C.S. Lewis said, “Integrity is doing the right thing, even when no one is watching.” Using this definition, integrity is the character from which our actions flow, it is who we are far more than it is what we do, it is the condition of our heart. In Psalm 26 David began by saying, “I have walked in my integrity” and then he closed by declaring “I shall walk in my integrity”. The question I’m wrestling with today is, was David posturing or praying? Was he pointing to his rightness or asking for God’s righteousness? Was he sure of himself or seeking assurance from God?

David began the Psalm with a request for God to “vindicate” him. The Hebrew word that is used here is “shaphat” which is usually translated as “judge”, but in this case it means “to declare righteous”. David was not making a declaration about himself, rather he was asking God to make a declaration on his behalf. This needs to change the way we read the Psalm. David was not demanding that God respond or react to his integrity, he was not asking God to be transactional, to bless him because he’d done what was right, he was asking God to measure him and see the true weight of his heart.

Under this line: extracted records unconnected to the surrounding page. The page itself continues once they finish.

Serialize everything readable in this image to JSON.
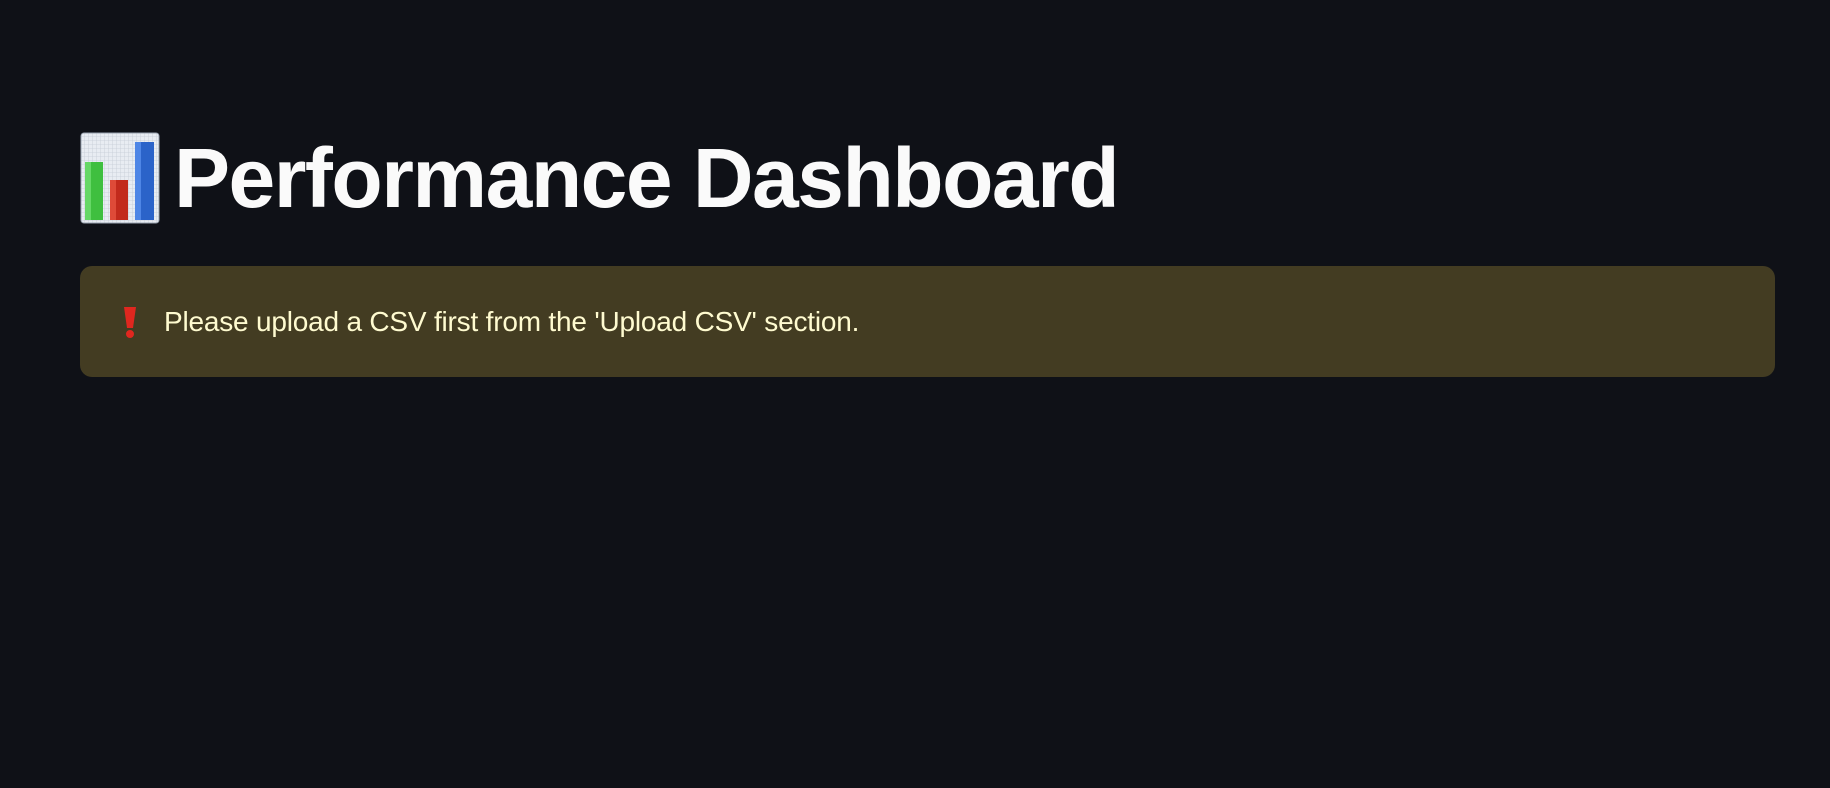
{
  "page": {
    "background": "#0f1117",
    "title": "Performance Dashboard",
    "title_icon": "bar-chart-icon",
    "title_color": "#fafafa"
  },
  "alert": {
    "kind": "warning",
    "icon": "exclamation-icon",
    "message": "Please upload a CSV first from the 'Upload CSV' section.",
    "background": "#433c22",
    "text_color": "#fffbd0",
    "icon_color": "#e0271f"
  }
}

David was honest, “I have walked in my integrity”. The use of the possessive pronoun “my” means that he was not saying that he knows he had always done the right thing; he was saying that what he’d done has been what seemed right to him. David was not setting himself up as the example of integrity, he was asking God to search his integrity and see if it measured up to the standard. David was teaching us that even something as simple as doing what was right, was outside of his power and in need of God’s direction.

David wasn’t selling himself as righteous, he was doing the opposite, he was asking for his righteousness to be tested. The Hebrew word we translate as “integrity” also means “completeness”. David was yielding to something that many of us fight against, the reality that what we know is often less than what we need to know. In Isaiah 55, God said that His thoughts and His ways are higher than ours. In I Corinthians 13, Paul wrote that we see through a glass darkly, we look into the mirror and only see a dim reflection, he said that even when we prophesy, even when the Holy Spirit of God is speaking through us, it is only in part. In other words, none of us know as much as we think we do or see as clearly as we need to. Does this mean that we are set up for failure, that God has set us on a path that we are destined to wander from? No, it’s the reality that we were created to be dependent upon God, to be followers of Jesus, not leaders of our own way. David was writing that he had done the best he could, walked in what he knew, even tried his very best, but he understood that his best was insufficient unless it was placed in God’s hands.

David prayed, “Prove me . . . try me . . . test my heart and my mind . . .” In other words, he was saying, “Here’s my integrity, prove it to see if it’s pure, try it to see if it’s strong, test it to see if it will last.” The bad news for all of us is that our best is never going to be good enough. Our hearts are deceitful, our righteousness is like filthy rags, our minds are far too often conformed to the pattern of this world. We don’t need to be or do better, we need to be changed, we need to be different. The good news is that Jesus didn’t come to judge us, He came to transform us. II Corinthians 5 talks of the ministry of reconciliation, how the work of Jesus takes us from what we were into what we were created to be. Paul wrote that when we are in Christ that we are new creations, that the old things pass away, and all things become new. To use Psalm 26’s language, our incomplete integrity is traded for Jesus’ perfect work, our hearts of stone are removed and replaced with hearts of flesh, our bent to want things our way is straightened so that we can begin to hunger and thirst for God’s ways. But there is one statement that Paul makes in that passage that should stand above all the rest, it shines a new light on the cross and it answers David’s prayers in Psalm 26: “For our sake God made Him (Jesus) to be sin who knew no sin, so that in Him we might become the righteousness of God.” God put all the punishment on the One whose integrity was perfect so that He could then put His perfect integrity upon us.

At the end of the Psalm when David declares, “I shall walk in integrity”, it is prophetic the outcome of a prophetic exchange. When I put my broken integrity into God’s hands, He counts to me the perfect integrity of Jesus. When I surrender my tattered righteousness, He clothes me in Jesus’ righteousness. When I relent my self-centered ways, He leads me in the ways that make my paths straight, that makes my feet secure and that establishes my future forever. A dear friend of mine shared Philippians 2:13 this week, “For God is working in you, giving you the desire and the power to do what pleases Him.” It is not our job to measure up, but rather it is our calling to hand it over. If we are willing to put our hearts, our ways, our wants, our best in God’s hands, He is both willing and able, to take our used up and ineffective ashes and fill our lives with His perfect beauty. It is a trade that is always in our favor, but it must start with the submission of what we have so that we can receive what He’s done. True integrity is not just doing what’s right, it’s giving ourselves, heart, mind and body, to the righteous One. When we give it all to Jesus, He is faithful to give us all we need.